I've become borderline obsessed with refugees. In a good way of course. Something about them just draws me in. If you read this newsletter, then you'll know that refugees are one of the ways I was able to cope with my return to America. I'm also half refugee, if I can say that. My dad arrived in America in 1985, one of the boat people fleeing Vietnam and the communist regime. I love refugees.
I left Washington D.C today and arrived in Dallas, Texas. Part two of my epic adventure, which was about to become even more awesome. Fast forward 1 hour after my landing and I was sitting in an emergency room as a translator. Yeah. I was listening to Burmese, translating it to English, and vice versa. How did this happen?
I walked out of the airport and into baggage claim. (Remember the good old days when your loved ones waited for you outside your gate? When it was fun and exciting to go through security instead of some bizarre game of airport stripper?) Anyway, waiting for me was a woman I had never met before, but I felt like I had known her all my life. She was in fact, the mother of one of my best friends I worked with in Thailand. Cindy and I walked to her car and she told me about the ministry she is involved in, a ministry where they reach out to and support the hundreds of Chin families living in the greater Dallas area. Now, if you've chatted with me in the past few months, you'll know that I've been desperately searching for a group of people from Burma that I can serve and learn from. Who would have guessed they'd be in Louisville, Texas.
We arrived at the house of her family, a man opened the door and I smiled when I saw he was wearing a longi, the traditional skirt worn by both men and women in Burma. He was carrying a tiny little girl and I small boy peaked out from behind the door.
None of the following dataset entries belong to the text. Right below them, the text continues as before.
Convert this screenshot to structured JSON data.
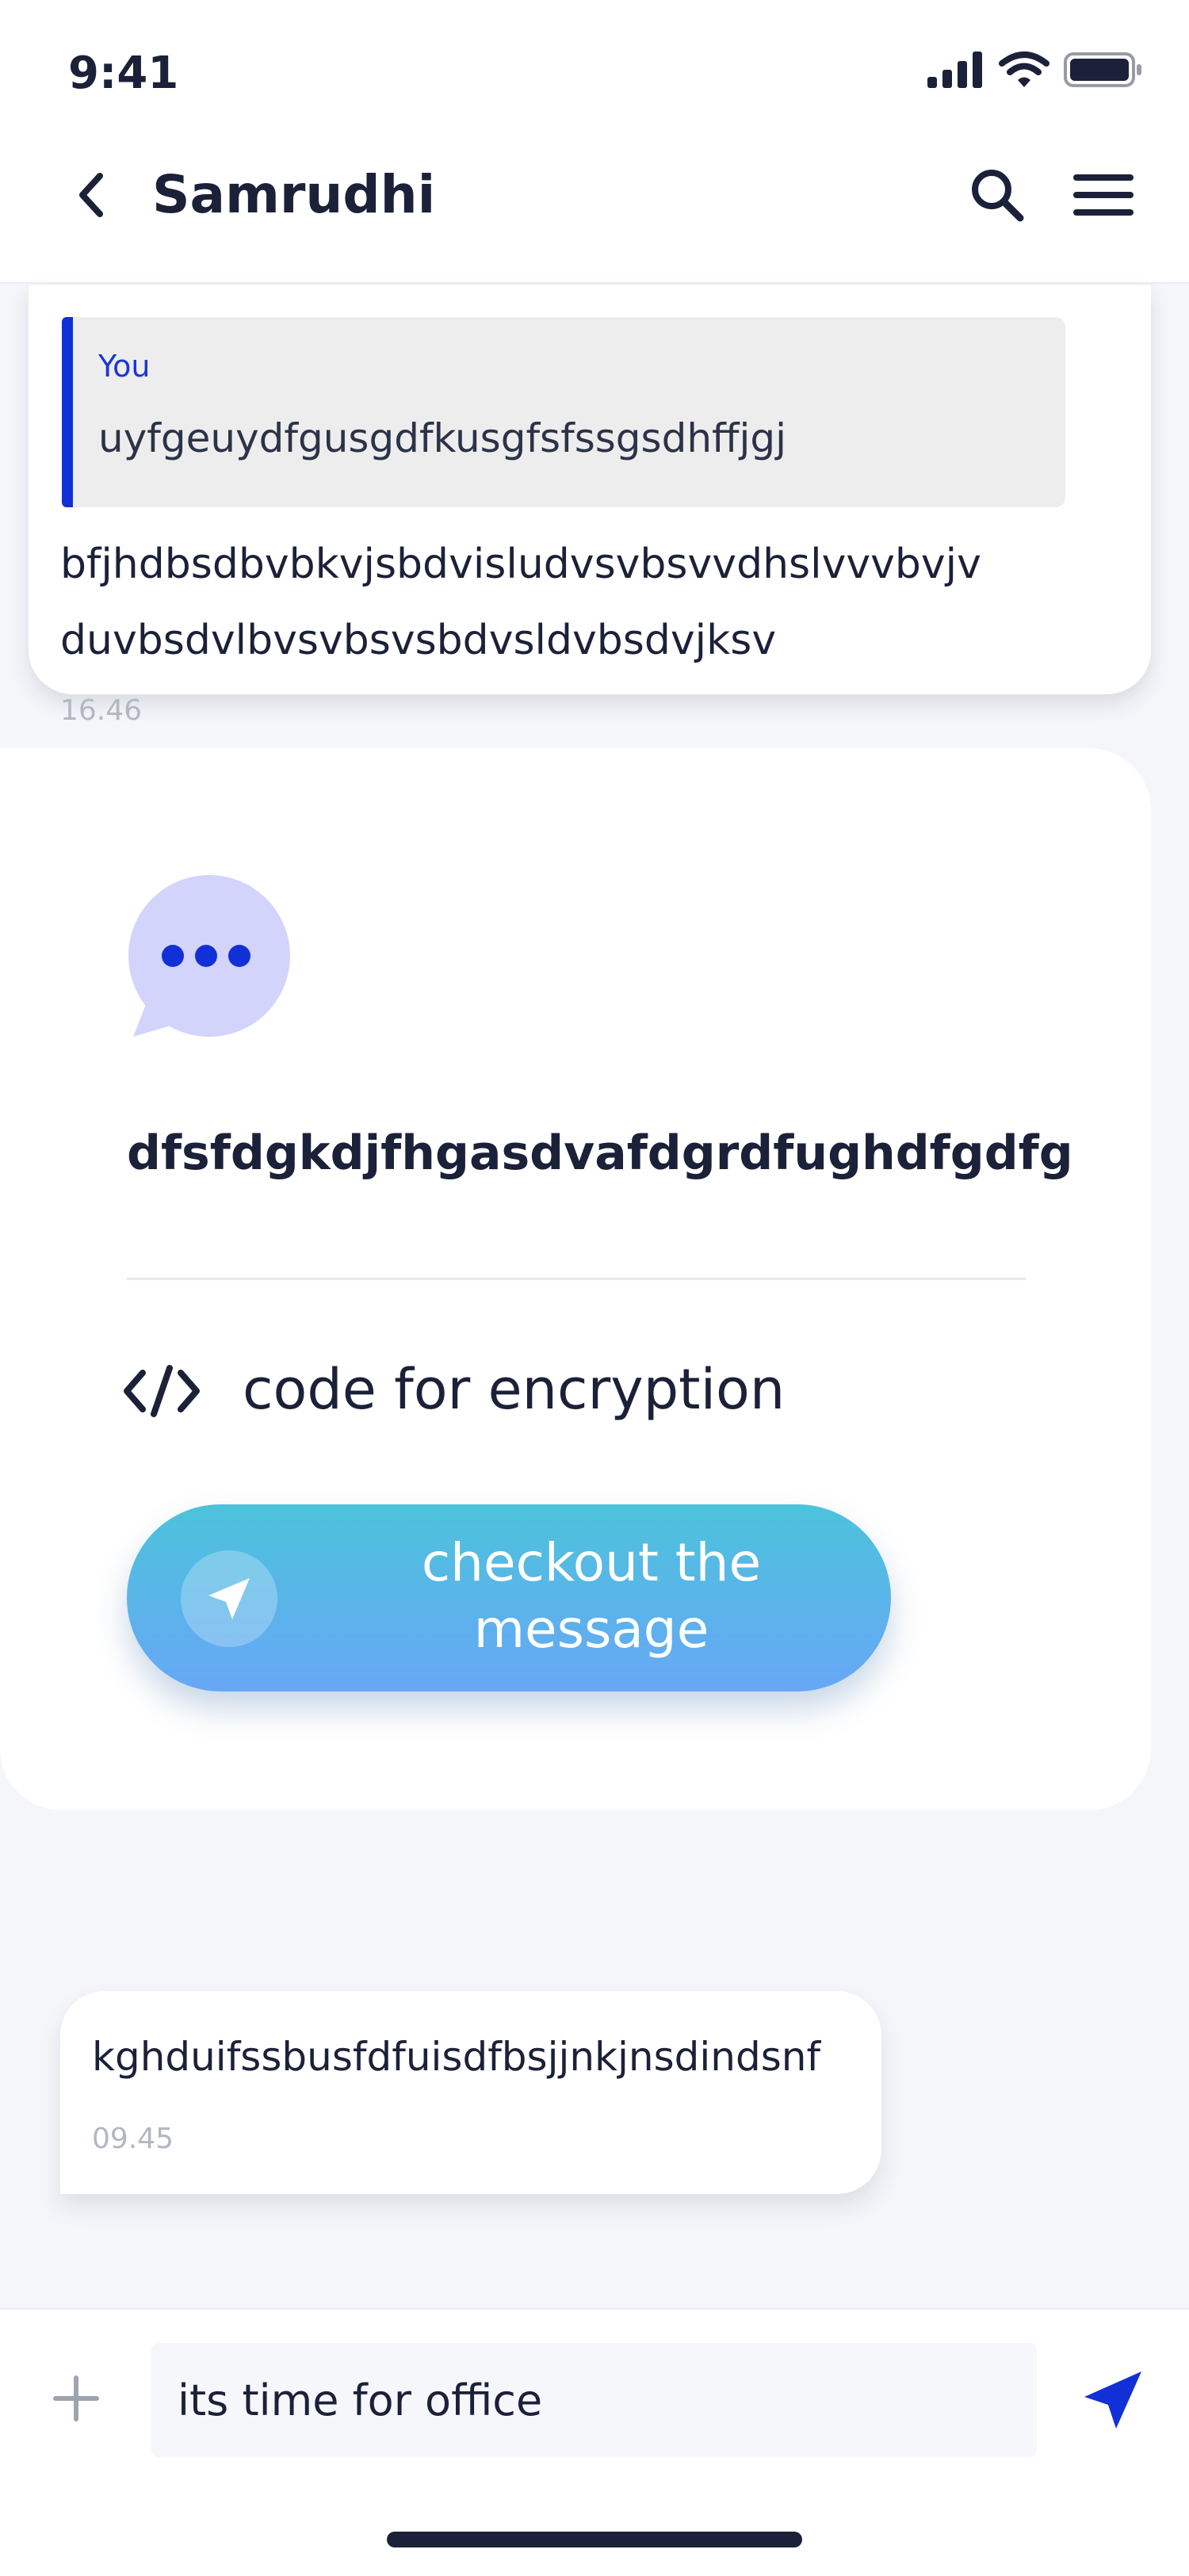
{
  "status_bar": {
    "time": "9:41"
  },
  "header": {
    "title": "Samrudhi"
  },
  "reply_message": {
    "quote_author": "You",
    "quote_text": "uyfgeuydfgusgdfkusgfsfssgsdhffjgj",
    "text": "bfjhdbsdbvbkvjsbdvisludvsvbsvvdhslvvvbvjv duvbsdvlbvsvbsvsbdvsldvbsdvjksv",
    "time": "16.46"
  },
  "card": {
    "title": "dfsfdgkdjfhgasdvafdgrdfughdfgdfg",
    "code_label": "code for encryption",
    "button_label": "checkout the message"
  },
  "incoming_message": {
    "text": "kghduifssbusfdfuisdfbsjjnkjnsdindsnf",
    "time": "09.45"
  },
  "composer": {
    "input_value": "its time for office"
  },
  "icons": {
    "back": "chevron-left-icon",
    "search": "search-icon",
    "menu": "hamburger-menu-icon",
    "bubble": "chat-bubble-icon",
    "code": "code-icon",
    "send": "send-icon",
    "plus": "plus-icon"
  },
  "colors": {
    "accent": "#1230d8",
    "button_gradient_top": "#4cc3db",
    "button_gradient_bottom": "#67a7f6",
    "bubble_icon_bg": "#d3d4fb"
  }
}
He ushered us inside, greeting us warmly and disappearing to the back of the small apartment. A moment later a woman hopped into the room.
"Esther! What happened?" Cindy cried out.
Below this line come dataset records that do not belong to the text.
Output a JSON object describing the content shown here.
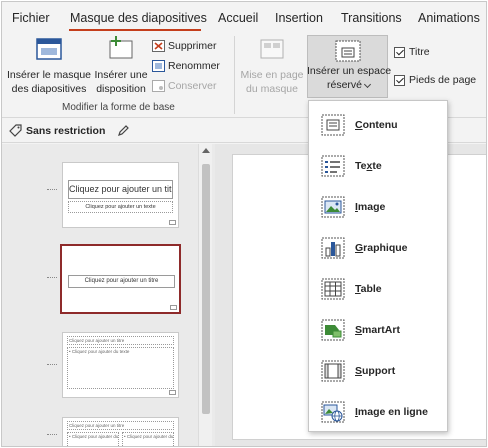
{
  "tabs": [
    {
      "label": "Fichier",
      "active": false
    },
    {
      "label": "Masque des diapositives",
      "active": true
    },
    {
      "label": "Accueil",
      "active": false
    },
    {
      "label": "Insertion",
      "active": false
    },
    {
      "label": "Transitions",
      "active": false
    },
    {
      "label": "Animations",
      "active": false
    }
  ],
  "ribbon": {
    "insert_master": {
      "line1": "Insérer le masque",
      "line2": "des diapositives"
    },
    "insert_layout": {
      "line1": "Insérer une",
      "line2": "disposition"
    },
    "delete_label": "Supprimer",
    "rename_label": "Renommer",
    "preserve_label": "Conserver",
    "group_label": "Modifier la forme de base",
    "master_layout": {
      "line1": "Mise en page",
      "line2": "du masque"
    },
    "insert_placeholder": {
      "line1": "Insérer un espace",
      "line2": "réservé"
    },
    "title_check": "Titre",
    "footer_check": "Pieds de page"
  },
  "restriction": {
    "label": "Sans restriction"
  },
  "thumbnails": [
    {
      "title": "Cliquez pour ajouter un titre",
      "subtitle": "Cliquez pour ajouter un texte"
    },
    {
      "title": "Cliquez pour ajouter un titre"
    },
    {
      "title": "Cliquez pour ajouter un titre",
      "body": "• Cliquez pour ajouter du texte"
    },
    {
      "title": "Cliquez pour ajouter un titre",
      "body": "• Cliquez pour ajouter du texte"
    }
  ],
  "dropdown": {
    "items": [
      {
        "accel": "C",
        "rest": "ontenu",
        "icon": "content-icon"
      },
      {
        "accel": "",
        "pre": "Te",
        "accel2": "x",
        "rest": "te",
        "icon": "text-icon"
      },
      {
        "accel": "I",
        "rest": "mage",
        "icon": "image-icon"
      },
      {
        "accel": "G",
        "rest": "raphique",
        "icon": "chart-icon"
      },
      {
        "accel": "T",
        "rest": "able",
        "icon": "table-icon"
      },
      {
        "accel": "S",
        "rest": "martArt",
        "icon": "smartart-icon"
      },
      {
        "accel": "S",
        "rest": "upport",
        "icon": "media-icon"
      },
      {
        "accel": "I",
        "rest": "mage en ligne",
        "icon": "online-image-icon"
      }
    ]
  },
  "colors": {
    "accent": "#c43e1c",
    "selected_border": "#8e2a2a",
    "icon_blue": "#2b579a",
    "icon_green": "#3d8b37"
  }
}
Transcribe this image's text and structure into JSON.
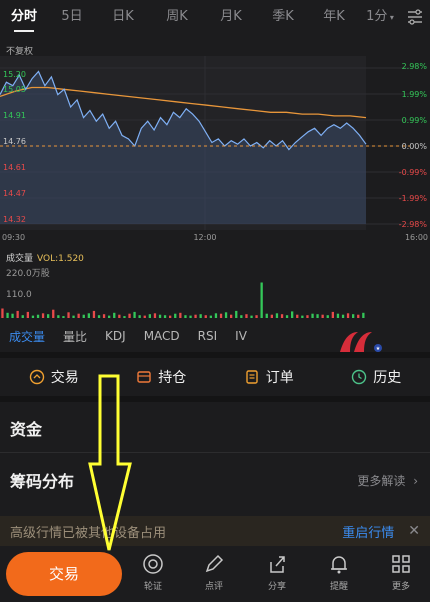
{
  "tabs": [
    {
      "label": "分时"
    },
    {
      "label": "5日"
    },
    {
      "label": "日K"
    },
    {
      "label": "周K"
    },
    {
      "label": "月K"
    },
    {
      "label": "季K"
    },
    {
      "label": "年K"
    },
    {
      "label": "1分"
    }
  ],
  "adjust_label": "不复权",
  "chart_data": {
    "type": "line",
    "price_ticks_left": [
      "15.20",
      "15.05",
      "14.91",
      "14.76",
      "14.61",
      "14.47",
      "14.32"
    ],
    "pct_ticks_right": [
      "2.98%",
      "1.99%",
      "0.99%",
      "0.00%",
      "-0.99%",
      "-1.99%",
      "-2.98%"
    ],
    "time_ticks": [
      "09:30",
      "12:00",
      "16:00"
    ],
    "ylim": [
      14.32,
      15.2
    ],
    "prev_close": 14.76,
    "price_series": [
      15.05,
      15.12,
      15.1,
      15.16,
      15.08,
      15.14,
      15.18,
      15.1,
      15.15,
      15.05,
      15.08,
      14.98,
      15.02,
      14.92,
      14.96,
      14.9,
      14.94,
      14.86,
      14.9,
      14.82,
      14.8,
      14.76,
      14.86,
      14.9,
      14.85,
      14.92,
      14.88,
      14.95,
      14.92,
      14.97,
      14.94,
      14.9,
      14.84,
      14.78,
      14.8,
      14.76,
      14.79,
      14.77,
      14.8,
      14.76,
      14.78,
      14.75,
      14.79,
      14.76,
      14.79,
      14.74,
      14.78,
      14.81,
      14.84,
      14.86,
      14.82,
      14.86,
      14.88,
      14.86,
      14.89,
      14.86,
      14.82,
      14.77
    ],
    "avg_series": [
      15.04,
      15.07,
      15.09,
      15.09,
      15.08,
      15.07,
      15.06,
      15.05,
      15.04,
      15.03,
      15.02,
      15.01,
      15.0,
      14.99,
      14.98,
      14.97,
      14.96,
      14.95,
      14.95,
      14.94,
      14.94,
      14.93,
      14.93,
      14.92
    ],
    "volume_label": "成交量",
    "volume_value": "VOL:1.520",
    "volume_ticks": [
      "220.0万股",
      "110.0"
    ],
    "volume_ylim": [
      0,
      220
    ],
    "volume_values": [
      40,
      22,
      18,
      30,
      12,
      26,
      10,
      14,
      20,
      16,
      35,
      12,
      8,
      24,
      10,
      18,
      14,
      20,
      30,
      12,
      16,
      10,
      22,
      14,
      8,
      18,
      26,
      12,
      10,
      16,
      20,
      14,
      12,
      10,
      18,
      22,
      12,
      10,
      14,
      16,
      12,
      10,
      20,
      18,
      24,
      14,
      30,
      12,
      16,
      10,
      12,
      150,
      18,
      14,
      20,
      16,
      12,
      28,
      14,
      10,
      12,
      18,
      16,
      14,
      12,
      26,
      18,
      14,
      20,
      16,
      14,
      22
    ]
  },
  "indicators": [
    {
      "label": "成交量",
      "active": true
    },
    {
      "label": "量比"
    },
    {
      "label": "KDJ"
    },
    {
      "label": "MACD"
    },
    {
      "label": "RSI"
    },
    {
      "label": "IV"
    }
  ],
  "actions": [
    {
      "label": "交易",
      "icon": "trade-icon"
    },
    {
      "label": "持仓",
      "icon": "position-icon"
    },
    {
      "label": "订单",
      "icon": "order-icon"
    },
    {
      "label": "历史",
      "icon": "history-icon"
    }
  ],
  "sections": {
    "funds": "资金",
    "chip": "筹码分布",
    "chip_more": "更多解读"
  },
  "banner": {
    "message": "高级行情已被其他设备占用",
    "action": "重启行情",
    "close": "✕"
  },
  "bottom": {
    "trade": "交易",
    "items": [
      {
        "label": "轮证",
        "icon": "warrant-icon"
      },
      {
        "label": "点评",
        "icon": "pen-icon"
      },
      {
        "label": "分享",
        "icon": "share-icon"
      },
      {
        "label": "提醒",
        "icon": "bell-icon"
      },
      {
        "label": "更多",
        "icon": "grid-icon"
      }
    ]
  },
  "colors": {
    "accent": "#f26a1b",
    "price_line": "#7fb0f5",
    "avg_line": "#e8963a",
    "up": "#34c759",
    "down": "#e84a4a",
    "link": "#3b8cf0",
    "annotation_arrow": "#ffff33"
  }
}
"I fell of stairs." The woman grimaced and I quickly scooted over to allow her room on the couch.
She had fallen down the stairs outside her apartment. Her ankle was swollen and bruised. She explained to me in Burmese that she was too shy to call anyone to take her to the doctor.
We took her to the emergency room, and that's how I found myself translating for doctors and nurses, asking everything from how she landed after she fell to what medicines she was allergic too. I fumbled for words that had left my mind in the past 2 months, slowly warming up to using the language with a native speaker.
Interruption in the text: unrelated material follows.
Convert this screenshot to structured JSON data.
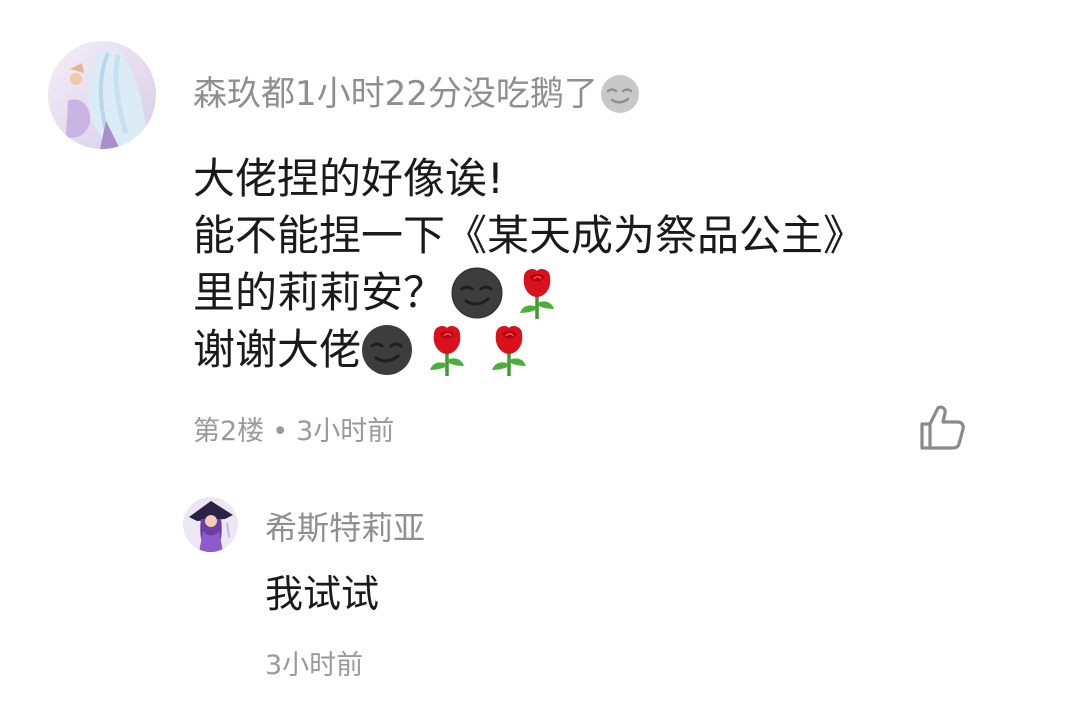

Esther and her husband Tacido moved to America 3 years ago. They had been in a refugee camp in Malaysia before that, and had lived in Burma before that. He works 13 hour nights in uncomfortable conditions to provide for his family. She recently took on a job assembling cell phones. They both make minimum wage and trade shifts to take care of the children, neither of whom are old enough to go to school. She was anxious the whole time we were at the hospital, asking about how long it would take for her ankle to heal, she knew she would lose her job if she missed more work. Her husband had already used two of his vacation days because she couldn't take care of the children or the house.
There are many people like this here. Men and women who are willing to do any kind of work to feed their families. People who can barely speak English and are trying to assimilate to American culture. People who are trusting that their hard work will pay off, that their children will be able to live more comfortably in the future.
Esther's ankle is fractured. She has to wait to be able to see a special foot doctor who will tell her how long it will take to heal her leg. Until then, she is unable to go to work, and will probably lose her job. She has pain medication and crutches. We sat in the hospital with her for three hours to get that diagnosis. This town is full of refugees, most uninsured, and most unable to communicate with people.
"We need you here." One nurse told me when she found out I spoke Burmese.
We dropped Esther off at her house. She made the long climb up the stairs, hopping on one foot, using a crutch to support her. As she neared the top, her husband rushed out and used his strength to help her up the last step. Her son looked amazed at the bulky bandage on her foot and the metal crutches. Her daughter reached for her mother, eager to snuggle in her warm embrace.
"Thank you. Thank you so so much." Esther said to me in Burmese.
I smiled back. "It's okay." I said.
Cindy drove me to Denton, to my grandparents house. I was tired, after a 3 hour flight and the evening activity, the time change was catching up to me, but I felt joy in my heart and peace in my soul.